Bahraini regime deports two Shia brothers to Iraq
Meanwhile, Bahraini officials have deported two Shia brothers to Iraq as the ruling Al Khalifah regime presses ahead with its heavy-handed crackdown and persecution of the members of the religious community in the country.
Human rights activists published the pictures of Ibrahim and Ismail Darwish in Iraq's holy city of Najaf hours after deportation from Iraq.
Bahraini monarch, King Hamad bin Isa Al Khalifah, stripped a number of citizens, including the two brothers, of their nationality back in November 2012.
Thousands of anti-regime protesters have held demonstrations in Bahrain on an almost daily basis ever since a popular uprising began in the country in mid-February 2011.
They are demanding that the Al Khalifah regime relinquish power and allow a just system representing all Bahrainis to be established.

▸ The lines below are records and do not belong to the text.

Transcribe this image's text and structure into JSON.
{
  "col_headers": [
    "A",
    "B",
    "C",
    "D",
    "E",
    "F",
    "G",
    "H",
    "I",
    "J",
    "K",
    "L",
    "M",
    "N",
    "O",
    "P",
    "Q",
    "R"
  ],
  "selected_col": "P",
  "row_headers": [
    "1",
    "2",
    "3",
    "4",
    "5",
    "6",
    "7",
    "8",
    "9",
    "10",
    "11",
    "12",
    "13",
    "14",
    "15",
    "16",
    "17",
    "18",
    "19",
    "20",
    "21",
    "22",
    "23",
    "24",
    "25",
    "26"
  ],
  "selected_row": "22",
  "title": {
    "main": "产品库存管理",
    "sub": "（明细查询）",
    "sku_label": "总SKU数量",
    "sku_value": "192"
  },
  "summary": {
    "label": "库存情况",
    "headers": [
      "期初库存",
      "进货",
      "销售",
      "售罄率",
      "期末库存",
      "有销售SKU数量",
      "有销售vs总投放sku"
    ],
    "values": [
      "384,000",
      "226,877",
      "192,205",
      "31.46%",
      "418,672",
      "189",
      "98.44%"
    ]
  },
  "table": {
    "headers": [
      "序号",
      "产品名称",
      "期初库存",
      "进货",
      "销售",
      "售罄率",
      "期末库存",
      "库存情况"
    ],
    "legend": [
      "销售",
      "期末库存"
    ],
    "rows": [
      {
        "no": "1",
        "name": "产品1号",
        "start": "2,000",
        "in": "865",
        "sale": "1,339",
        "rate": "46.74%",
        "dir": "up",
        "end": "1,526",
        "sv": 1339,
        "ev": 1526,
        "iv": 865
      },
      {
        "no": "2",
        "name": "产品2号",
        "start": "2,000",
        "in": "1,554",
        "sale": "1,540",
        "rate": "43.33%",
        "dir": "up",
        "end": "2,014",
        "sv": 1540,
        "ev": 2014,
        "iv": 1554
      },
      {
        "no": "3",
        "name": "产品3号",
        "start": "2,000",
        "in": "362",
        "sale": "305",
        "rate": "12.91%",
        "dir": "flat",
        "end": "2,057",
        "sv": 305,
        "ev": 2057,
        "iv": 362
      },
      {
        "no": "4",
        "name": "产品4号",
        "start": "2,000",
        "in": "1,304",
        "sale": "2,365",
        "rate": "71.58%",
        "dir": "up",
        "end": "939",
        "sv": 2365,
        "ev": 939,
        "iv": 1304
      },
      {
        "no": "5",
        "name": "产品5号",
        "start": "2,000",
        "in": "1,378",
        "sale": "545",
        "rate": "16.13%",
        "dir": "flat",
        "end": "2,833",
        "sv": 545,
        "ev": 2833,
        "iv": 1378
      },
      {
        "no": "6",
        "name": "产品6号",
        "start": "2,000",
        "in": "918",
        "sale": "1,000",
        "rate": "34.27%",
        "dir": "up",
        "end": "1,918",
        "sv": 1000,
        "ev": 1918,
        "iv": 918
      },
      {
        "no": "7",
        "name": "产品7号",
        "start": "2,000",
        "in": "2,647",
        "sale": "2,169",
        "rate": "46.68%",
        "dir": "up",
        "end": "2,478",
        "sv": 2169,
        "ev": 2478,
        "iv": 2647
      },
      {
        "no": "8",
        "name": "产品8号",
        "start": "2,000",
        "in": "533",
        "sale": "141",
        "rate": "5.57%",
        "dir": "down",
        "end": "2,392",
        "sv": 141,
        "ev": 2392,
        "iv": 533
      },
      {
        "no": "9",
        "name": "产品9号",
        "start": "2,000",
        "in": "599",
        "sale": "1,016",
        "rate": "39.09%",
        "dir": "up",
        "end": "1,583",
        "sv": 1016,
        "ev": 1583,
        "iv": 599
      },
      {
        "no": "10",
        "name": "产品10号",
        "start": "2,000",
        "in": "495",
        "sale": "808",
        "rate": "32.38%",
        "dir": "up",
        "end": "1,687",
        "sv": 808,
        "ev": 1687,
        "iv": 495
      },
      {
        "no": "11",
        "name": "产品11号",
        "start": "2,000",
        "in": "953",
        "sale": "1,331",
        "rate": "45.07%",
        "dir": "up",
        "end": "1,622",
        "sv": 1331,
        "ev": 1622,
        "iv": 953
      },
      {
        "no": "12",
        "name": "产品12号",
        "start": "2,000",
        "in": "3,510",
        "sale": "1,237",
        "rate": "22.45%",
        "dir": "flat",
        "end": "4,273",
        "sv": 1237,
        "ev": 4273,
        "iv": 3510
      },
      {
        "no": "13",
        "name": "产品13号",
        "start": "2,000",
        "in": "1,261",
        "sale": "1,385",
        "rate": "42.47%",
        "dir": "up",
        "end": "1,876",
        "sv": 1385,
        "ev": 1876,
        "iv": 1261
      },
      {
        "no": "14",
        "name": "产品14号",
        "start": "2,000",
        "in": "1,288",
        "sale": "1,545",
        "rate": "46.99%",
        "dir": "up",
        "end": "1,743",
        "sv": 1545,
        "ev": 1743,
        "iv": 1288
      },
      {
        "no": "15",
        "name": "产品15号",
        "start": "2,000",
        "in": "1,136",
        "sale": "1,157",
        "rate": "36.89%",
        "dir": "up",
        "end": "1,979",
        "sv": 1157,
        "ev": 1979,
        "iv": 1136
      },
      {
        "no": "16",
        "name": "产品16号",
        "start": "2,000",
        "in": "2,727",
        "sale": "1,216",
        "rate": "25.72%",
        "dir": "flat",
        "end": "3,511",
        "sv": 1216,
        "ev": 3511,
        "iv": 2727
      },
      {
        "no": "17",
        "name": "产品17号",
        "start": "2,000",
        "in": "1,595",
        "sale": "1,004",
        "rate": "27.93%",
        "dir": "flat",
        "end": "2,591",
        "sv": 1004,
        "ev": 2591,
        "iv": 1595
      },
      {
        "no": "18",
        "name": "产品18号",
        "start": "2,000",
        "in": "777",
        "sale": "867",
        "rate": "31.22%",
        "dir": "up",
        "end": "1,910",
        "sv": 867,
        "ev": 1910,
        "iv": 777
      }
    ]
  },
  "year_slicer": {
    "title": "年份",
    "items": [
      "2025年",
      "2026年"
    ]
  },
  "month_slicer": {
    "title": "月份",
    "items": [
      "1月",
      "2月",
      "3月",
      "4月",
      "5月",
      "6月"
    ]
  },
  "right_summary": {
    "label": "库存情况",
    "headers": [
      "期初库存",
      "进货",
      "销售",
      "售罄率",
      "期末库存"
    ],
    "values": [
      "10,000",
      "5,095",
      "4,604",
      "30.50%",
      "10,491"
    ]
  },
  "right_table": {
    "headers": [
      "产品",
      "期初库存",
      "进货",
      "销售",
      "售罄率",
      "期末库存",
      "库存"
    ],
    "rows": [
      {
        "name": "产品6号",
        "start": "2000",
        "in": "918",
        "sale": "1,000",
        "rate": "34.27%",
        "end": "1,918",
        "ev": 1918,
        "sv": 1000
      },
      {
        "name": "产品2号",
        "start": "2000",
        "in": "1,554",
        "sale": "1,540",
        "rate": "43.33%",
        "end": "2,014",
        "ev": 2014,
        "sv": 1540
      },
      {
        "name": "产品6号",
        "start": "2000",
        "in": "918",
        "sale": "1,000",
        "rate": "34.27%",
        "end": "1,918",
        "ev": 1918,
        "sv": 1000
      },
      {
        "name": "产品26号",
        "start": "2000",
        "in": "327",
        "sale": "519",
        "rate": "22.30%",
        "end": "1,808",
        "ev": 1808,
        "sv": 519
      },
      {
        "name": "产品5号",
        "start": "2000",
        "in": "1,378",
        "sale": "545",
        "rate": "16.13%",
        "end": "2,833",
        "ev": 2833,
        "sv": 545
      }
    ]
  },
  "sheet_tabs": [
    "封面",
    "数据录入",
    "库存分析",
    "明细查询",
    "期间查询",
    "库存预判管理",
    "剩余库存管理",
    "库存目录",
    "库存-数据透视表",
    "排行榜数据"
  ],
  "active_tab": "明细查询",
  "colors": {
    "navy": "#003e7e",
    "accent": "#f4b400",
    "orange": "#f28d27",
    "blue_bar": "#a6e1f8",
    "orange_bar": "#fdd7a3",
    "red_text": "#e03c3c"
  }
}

Manama has gone to great lengths to clamp down on any sign of dissent. On March 14, 2011, troops from Saudi Arabia and the United Arab Emirates were deployed to assist Bahrain in its crackdown.
Scores of people have lost their lives and hundreds of others sustained injuries or got arrested as a result of the Al Khalifah regime’s crackdown.
On March 5, 2017, Bahrain’s parliament approved the trial of civilians at military tribunals in a measure blasted by human rights campaigners as being tantamount to imposition of an undeclared martial law countrywide. King Hamad ratified the constitutional amendment on April 3 last year.